La face cachée du Japon

Mais ce serait réduire son oeuvre à son film le plus connu. Oshima dénonçait également la corruption, la dépression des individus, la violence d'une société en décomposition, la folie, la guerre... Dans La pendaison (1969), il critique ouvertement la peine de mort et la barbarie du système judiciaire. Ce n'est pas innocent si le réalisateur aimait tant les histoires de voleurs et de criminels... Tout comme il aime les anti-héros, les classes défavorisées. La discrimination versus le modèle hiérarchique japonais, le vivre ensemble impossible face à une société obéissant à des règles niant l'individualité : il éclaire la face cachée d'un Japon glorifiant ses richesses et sa réindustrialisation.

La chair et les scandales

Durant les années 60, il tourna pas moins de 14 films! Et au cours des 30 années suivantes, il n'en filmera que 10... En 1976, il fait scandale avec L'Empire des sens, l'oeuvre érotique par excellence, où la passion charnelle mène à la démence, jusqu'à la scène choc : la mutilation d'un pénis. Pornographique ou pas, le film fut censuré, coupé, démonté au Japon. Il a été présenté à la Quinzaine des réalisateurs au festival de Cannes. Véritable succès, Oshima ne s'arrêtera pas là puisqu'il montera d'un cran dans L'Empire de la passion (Fantôme amour) deux ans plus tard. Le sexe devient synonyme de meurtre, de punition et de torture. Eprouvant sans aucun doute, le film reçoit le prix de la mise en scène à Cannes.

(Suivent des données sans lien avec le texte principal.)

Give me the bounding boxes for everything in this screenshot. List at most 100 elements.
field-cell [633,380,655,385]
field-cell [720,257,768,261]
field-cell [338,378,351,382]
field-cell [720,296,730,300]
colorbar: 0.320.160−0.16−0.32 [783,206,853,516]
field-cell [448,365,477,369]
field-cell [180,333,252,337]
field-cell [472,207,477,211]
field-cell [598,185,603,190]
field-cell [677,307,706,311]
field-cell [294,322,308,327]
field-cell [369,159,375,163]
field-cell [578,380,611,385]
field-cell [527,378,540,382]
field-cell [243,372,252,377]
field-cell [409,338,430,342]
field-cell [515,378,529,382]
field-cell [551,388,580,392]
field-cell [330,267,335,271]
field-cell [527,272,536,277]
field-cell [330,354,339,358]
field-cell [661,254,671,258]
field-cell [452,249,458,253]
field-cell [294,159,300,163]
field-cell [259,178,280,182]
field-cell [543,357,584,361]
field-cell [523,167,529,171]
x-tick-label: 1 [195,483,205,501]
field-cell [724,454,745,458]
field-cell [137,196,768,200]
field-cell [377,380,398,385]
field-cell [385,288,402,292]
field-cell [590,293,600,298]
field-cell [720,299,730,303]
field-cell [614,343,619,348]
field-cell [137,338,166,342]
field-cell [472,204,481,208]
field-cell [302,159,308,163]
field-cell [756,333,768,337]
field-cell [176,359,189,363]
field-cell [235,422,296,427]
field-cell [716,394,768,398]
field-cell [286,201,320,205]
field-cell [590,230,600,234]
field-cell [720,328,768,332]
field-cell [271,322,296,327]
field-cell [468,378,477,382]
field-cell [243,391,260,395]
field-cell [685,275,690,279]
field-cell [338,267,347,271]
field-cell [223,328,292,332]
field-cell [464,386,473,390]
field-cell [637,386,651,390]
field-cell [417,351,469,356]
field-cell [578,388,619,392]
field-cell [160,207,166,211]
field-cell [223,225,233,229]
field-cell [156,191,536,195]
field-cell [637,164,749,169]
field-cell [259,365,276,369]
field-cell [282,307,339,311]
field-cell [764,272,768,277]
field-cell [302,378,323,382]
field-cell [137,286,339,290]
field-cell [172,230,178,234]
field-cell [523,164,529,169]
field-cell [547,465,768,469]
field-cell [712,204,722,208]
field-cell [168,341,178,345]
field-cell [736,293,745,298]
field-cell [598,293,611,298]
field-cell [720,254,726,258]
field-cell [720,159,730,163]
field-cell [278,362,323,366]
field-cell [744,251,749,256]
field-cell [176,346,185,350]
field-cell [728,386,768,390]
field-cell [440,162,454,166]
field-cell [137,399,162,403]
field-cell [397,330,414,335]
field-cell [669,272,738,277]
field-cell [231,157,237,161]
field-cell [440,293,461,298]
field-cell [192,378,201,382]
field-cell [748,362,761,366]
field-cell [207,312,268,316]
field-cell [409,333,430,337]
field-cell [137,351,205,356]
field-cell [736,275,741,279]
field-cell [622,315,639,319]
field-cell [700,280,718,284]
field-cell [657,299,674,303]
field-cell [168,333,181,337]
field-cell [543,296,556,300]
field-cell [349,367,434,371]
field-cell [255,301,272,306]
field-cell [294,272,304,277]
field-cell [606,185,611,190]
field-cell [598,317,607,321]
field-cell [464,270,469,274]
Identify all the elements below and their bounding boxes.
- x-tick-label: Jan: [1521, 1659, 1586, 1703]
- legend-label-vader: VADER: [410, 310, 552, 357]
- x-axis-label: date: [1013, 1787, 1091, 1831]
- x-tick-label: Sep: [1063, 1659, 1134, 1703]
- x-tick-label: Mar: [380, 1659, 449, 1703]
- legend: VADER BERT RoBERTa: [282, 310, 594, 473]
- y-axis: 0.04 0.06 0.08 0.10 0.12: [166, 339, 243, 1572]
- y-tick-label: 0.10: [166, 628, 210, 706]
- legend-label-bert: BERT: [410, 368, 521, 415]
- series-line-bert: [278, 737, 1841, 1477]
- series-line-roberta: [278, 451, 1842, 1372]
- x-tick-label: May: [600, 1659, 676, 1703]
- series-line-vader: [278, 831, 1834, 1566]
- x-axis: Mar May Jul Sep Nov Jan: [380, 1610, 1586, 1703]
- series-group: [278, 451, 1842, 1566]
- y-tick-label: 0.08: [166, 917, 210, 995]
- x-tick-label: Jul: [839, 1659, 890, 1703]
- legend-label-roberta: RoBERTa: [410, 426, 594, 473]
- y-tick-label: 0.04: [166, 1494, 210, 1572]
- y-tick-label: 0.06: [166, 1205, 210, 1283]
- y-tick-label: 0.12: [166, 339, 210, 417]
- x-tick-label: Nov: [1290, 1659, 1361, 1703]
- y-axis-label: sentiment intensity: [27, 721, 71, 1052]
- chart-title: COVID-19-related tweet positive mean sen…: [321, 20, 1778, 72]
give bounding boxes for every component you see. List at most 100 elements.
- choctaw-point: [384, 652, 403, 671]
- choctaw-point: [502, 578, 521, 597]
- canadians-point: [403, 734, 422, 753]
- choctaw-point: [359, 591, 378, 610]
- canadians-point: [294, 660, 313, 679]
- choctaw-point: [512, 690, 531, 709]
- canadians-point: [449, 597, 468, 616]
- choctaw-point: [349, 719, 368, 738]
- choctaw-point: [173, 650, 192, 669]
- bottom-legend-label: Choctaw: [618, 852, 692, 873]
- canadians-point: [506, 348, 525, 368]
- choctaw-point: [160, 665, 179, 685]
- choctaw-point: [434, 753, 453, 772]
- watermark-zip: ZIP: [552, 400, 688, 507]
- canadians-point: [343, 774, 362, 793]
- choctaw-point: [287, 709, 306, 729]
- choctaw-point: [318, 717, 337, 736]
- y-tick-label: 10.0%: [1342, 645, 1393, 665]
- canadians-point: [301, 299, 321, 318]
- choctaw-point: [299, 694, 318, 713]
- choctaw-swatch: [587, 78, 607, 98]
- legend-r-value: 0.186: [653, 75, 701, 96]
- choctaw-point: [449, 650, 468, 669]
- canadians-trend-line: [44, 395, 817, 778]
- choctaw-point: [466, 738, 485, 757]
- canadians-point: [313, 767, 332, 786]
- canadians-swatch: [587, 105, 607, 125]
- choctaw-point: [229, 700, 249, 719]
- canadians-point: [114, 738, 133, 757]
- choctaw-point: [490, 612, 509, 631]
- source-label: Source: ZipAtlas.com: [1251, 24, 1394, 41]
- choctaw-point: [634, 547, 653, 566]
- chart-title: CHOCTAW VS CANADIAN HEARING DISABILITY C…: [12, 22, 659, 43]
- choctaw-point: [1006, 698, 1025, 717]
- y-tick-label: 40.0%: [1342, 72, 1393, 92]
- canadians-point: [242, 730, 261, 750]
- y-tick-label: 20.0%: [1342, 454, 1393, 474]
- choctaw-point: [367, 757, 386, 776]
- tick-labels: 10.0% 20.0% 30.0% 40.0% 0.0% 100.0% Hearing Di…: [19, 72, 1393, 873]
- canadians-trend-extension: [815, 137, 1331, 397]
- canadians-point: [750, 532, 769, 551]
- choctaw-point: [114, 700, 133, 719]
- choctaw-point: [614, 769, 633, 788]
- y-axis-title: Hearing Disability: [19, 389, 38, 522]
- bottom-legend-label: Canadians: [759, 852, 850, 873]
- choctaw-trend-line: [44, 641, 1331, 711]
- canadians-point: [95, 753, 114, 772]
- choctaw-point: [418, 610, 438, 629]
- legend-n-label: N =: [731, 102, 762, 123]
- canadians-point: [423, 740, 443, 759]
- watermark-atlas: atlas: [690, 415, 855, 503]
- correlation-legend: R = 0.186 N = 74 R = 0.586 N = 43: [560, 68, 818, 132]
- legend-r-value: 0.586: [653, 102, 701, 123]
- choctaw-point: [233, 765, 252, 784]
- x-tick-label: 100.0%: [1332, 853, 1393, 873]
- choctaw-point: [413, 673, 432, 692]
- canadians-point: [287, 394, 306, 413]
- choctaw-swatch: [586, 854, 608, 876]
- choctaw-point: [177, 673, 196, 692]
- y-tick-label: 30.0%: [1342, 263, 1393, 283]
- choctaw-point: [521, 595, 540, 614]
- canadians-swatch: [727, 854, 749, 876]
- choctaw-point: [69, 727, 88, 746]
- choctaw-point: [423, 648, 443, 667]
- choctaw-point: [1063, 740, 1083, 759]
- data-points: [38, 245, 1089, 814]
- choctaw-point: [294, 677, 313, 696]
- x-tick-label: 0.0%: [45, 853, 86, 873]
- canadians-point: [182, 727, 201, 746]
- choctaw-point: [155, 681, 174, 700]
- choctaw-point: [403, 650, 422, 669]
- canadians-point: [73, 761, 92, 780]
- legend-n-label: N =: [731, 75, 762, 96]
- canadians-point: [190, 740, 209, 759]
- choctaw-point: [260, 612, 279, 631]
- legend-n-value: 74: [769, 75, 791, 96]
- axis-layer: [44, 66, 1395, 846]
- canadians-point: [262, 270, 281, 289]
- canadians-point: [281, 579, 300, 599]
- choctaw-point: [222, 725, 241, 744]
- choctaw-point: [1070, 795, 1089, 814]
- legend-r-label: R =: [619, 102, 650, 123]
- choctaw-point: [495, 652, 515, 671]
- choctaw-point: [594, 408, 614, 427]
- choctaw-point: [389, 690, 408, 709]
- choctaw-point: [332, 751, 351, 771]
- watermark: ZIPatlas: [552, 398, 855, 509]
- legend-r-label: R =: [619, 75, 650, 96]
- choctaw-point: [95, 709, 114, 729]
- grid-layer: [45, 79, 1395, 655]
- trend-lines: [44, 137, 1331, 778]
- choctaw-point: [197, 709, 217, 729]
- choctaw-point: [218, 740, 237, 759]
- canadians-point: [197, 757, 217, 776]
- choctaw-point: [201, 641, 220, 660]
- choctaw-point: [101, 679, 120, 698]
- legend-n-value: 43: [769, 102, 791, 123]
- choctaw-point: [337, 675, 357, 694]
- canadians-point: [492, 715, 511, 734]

Il ne revient que cinq ans plus tard, avec un film qui marquera le summum de son oeuvre : Furyo (Merry Christmas Mr. Lawrence). David Bowie y croise Takeshi Kitano et Ryuichi Sakamoto. Là encore, Oshima filme un décor qu'il affectionne, la prison, pour mieux y voir s'ébattre des protagonistes entre domination, soumission et humiliation. La charge homo-érotique (une sorte de fantasme homosexuel sublimé par l'aspect uniquement suggestif) renvoie à certains grands films hollywoodiens frustrés par le code de censure, mais aussi à Pasolini et Fassbinder. Le masochisme a rarement été aussi magnifié. La musique de Sakamoto accentuera avec grâce l'ambivalence de l'histoire.

Déclin

A partir de là, Oshima ne livrera plus que trois films : l'audacieux Max mon amour, avec Charlotte Rampling et un chimpanzé ; Kyoto, My Mother's Place ; et Tabou qui évoquait l'homosexualité chez les Samouraïs. Furyo, Max et Tabou ont tous été sélectionnés à Cannes (au total il a présenté 10 de ses films sur la Croisette)

Documentariste prolifique, il tourna également pour la télévision et même quelques films étranges comme Carnets secrets des ninjas, adaptation expérimentale d'un manga à partir de dessins ou encore le satirique La Cérémonie. Il restera comme un grand auteur subversif en Occident, même si sa filmographie est davantage sociale et sombre. Commandeur des Arts et des Lettres, la plus haute distinction française pour un artiste, Oshima, qui aimait Genet et Godard, laissera une oeuvre radicale qui cherchait à réveiller les consciences, sans être consensuel.